M’a-t-on fusillée pour l’amour de la liberté ou celui des allemands ? Ou pour l’illusion d’avoir vécu ?
Longtemps, je regardais avec crainte les camions militaires, encore nombreux, qui circulaient dans les rues que je fréquentais, à vélo souvent, dans cette ville au passé perdu qui était aussi et encore une ville de garnison, longtemps après avoir perdu ses remparts, ses forts et son importance stratégique. J’aurais pu me méfier des camions militaires comme des autres qui, lancé à trop vive allure, menaçaient le pauvre cycliste qui se rangeait comme il pouvait. Mais c’était autre chose, cela renvoyait au-delà de ma conscience, à une vie antérieure.
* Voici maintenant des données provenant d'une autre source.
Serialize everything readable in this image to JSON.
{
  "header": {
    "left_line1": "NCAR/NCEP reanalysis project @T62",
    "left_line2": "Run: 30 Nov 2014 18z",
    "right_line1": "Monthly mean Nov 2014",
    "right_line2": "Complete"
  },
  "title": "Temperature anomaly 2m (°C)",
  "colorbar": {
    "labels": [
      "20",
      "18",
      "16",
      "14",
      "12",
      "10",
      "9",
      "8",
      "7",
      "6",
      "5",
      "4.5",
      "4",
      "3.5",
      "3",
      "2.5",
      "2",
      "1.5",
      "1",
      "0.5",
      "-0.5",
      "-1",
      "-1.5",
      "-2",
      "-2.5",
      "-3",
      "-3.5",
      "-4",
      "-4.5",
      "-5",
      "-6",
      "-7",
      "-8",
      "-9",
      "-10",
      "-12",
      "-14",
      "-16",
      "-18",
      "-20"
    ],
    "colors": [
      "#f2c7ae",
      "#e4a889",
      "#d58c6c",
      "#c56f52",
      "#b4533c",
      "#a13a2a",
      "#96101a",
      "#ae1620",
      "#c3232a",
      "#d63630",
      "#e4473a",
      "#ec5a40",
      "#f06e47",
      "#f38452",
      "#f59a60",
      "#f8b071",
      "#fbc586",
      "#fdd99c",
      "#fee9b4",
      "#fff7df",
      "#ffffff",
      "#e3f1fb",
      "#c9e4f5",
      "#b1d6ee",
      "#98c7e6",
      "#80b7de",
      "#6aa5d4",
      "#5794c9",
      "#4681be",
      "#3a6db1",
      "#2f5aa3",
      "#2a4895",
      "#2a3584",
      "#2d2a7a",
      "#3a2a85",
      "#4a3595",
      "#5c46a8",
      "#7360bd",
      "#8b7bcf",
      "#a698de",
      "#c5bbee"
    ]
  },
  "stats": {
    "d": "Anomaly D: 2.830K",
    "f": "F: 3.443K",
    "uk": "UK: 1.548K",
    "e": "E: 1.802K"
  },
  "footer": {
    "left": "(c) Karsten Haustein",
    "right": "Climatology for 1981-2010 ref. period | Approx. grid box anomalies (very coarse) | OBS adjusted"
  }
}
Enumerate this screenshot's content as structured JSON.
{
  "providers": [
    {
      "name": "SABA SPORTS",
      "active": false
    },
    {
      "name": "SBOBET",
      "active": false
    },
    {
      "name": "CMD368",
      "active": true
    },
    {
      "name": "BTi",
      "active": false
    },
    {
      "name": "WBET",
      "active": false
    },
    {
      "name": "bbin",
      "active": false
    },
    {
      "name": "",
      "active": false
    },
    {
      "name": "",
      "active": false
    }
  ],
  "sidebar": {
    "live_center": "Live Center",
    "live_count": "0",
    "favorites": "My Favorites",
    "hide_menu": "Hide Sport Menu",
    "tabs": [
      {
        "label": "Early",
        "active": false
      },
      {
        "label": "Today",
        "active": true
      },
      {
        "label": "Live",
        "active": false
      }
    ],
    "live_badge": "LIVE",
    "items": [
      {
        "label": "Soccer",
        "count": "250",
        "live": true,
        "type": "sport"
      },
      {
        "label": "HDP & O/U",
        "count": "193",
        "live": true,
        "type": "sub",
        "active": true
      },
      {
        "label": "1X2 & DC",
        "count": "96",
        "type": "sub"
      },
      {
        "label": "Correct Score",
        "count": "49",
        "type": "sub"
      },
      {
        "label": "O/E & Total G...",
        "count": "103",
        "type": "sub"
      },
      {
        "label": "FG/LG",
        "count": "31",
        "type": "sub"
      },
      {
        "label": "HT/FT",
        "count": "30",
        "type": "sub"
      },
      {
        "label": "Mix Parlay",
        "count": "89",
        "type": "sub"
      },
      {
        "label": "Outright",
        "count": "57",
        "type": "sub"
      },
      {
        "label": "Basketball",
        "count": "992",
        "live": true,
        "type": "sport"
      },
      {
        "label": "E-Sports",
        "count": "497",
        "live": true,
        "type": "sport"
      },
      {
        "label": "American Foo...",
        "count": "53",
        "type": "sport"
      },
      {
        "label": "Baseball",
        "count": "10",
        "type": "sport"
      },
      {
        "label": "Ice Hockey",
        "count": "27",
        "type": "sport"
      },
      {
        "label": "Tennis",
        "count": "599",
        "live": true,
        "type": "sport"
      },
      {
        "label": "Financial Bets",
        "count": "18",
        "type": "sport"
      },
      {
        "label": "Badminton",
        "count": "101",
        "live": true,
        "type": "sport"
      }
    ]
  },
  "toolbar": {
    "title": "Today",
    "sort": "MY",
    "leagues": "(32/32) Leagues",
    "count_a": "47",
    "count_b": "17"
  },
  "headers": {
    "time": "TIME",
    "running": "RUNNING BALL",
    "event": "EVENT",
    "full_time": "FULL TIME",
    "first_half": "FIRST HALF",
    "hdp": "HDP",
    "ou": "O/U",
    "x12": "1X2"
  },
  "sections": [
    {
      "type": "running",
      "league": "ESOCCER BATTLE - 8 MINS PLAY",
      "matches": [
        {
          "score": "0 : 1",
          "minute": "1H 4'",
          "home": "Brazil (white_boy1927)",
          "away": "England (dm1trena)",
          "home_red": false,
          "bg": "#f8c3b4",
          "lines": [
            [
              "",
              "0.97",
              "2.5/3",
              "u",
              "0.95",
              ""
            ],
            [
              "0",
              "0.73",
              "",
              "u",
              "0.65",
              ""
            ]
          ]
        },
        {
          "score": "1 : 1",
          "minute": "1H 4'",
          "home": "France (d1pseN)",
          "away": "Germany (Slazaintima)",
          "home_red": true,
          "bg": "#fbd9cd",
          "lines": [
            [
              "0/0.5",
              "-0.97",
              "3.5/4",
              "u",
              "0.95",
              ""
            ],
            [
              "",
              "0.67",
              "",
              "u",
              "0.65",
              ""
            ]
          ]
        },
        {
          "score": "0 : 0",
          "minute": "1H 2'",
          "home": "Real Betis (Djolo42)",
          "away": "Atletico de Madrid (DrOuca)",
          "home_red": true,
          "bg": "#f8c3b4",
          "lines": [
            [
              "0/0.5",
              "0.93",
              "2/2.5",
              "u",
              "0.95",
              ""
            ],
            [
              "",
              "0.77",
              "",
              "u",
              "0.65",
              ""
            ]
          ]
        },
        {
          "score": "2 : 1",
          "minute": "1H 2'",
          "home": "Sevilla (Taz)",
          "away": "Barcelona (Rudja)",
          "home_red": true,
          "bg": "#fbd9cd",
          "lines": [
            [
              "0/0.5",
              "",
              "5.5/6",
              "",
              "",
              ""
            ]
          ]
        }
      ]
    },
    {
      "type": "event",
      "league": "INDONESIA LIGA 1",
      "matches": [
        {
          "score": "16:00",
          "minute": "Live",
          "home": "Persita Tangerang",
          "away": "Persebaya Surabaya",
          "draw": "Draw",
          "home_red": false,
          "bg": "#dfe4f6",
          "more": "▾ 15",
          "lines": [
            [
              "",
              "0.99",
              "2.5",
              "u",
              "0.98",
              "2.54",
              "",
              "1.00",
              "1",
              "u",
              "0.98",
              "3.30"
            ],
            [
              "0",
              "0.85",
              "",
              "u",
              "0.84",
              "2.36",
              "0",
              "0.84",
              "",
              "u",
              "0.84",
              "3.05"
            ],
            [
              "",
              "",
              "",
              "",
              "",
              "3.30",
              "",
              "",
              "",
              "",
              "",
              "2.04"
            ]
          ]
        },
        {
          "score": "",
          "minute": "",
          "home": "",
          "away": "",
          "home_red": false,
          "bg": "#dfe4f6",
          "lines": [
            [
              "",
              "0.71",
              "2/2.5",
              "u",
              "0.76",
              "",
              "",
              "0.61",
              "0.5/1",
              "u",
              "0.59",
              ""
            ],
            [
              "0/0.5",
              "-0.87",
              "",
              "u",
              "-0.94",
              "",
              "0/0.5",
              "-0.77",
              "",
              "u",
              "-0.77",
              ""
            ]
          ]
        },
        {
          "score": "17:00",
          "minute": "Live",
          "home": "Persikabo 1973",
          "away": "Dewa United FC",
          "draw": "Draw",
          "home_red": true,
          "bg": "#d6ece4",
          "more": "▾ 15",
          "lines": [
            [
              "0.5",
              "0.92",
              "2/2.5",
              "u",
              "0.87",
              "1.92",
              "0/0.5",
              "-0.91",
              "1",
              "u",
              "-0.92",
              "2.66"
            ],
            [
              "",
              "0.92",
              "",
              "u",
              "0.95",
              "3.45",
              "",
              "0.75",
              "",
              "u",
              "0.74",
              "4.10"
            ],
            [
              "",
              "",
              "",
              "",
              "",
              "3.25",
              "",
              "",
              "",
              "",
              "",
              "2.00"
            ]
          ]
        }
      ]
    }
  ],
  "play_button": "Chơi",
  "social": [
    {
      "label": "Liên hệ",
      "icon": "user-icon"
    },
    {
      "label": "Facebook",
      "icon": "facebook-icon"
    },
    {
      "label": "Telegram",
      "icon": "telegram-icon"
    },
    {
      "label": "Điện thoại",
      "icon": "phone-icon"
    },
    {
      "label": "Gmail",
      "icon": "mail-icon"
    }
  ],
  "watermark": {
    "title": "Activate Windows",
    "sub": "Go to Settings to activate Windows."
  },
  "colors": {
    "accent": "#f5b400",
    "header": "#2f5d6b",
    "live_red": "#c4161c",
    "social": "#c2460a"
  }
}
Les âmes existe-t-elles ? Reviennent-elles errer encore là où elles ont été ? Tout porte à croire que non, tout porte à croire que la fin est vraiment la fin, sans retour. Et pourtant, je craignais les camions militaires. Mais ces camions, je ne les reconnaissais pas, ceux que je voyais n’étaient pas ceux qui m’imprégnaient. Les âmes changent peut-être d’époque et de lieu. Pour le temps, cela ne pouvait être bien ancien puisqu’il y avait ces camions. Mais pour le lieu, tout était ouvert : le monde se relevait à peine d’une époque de terreur et si mon âme avait connu un corps quelques années plus tôt, ce pouvait bien être fort loin de cet endroit où les camions militaires m’inquiétaient.
M’avait-on vraiment fusillée ? Je le saurai peut-être au prochain passage s’il en est un.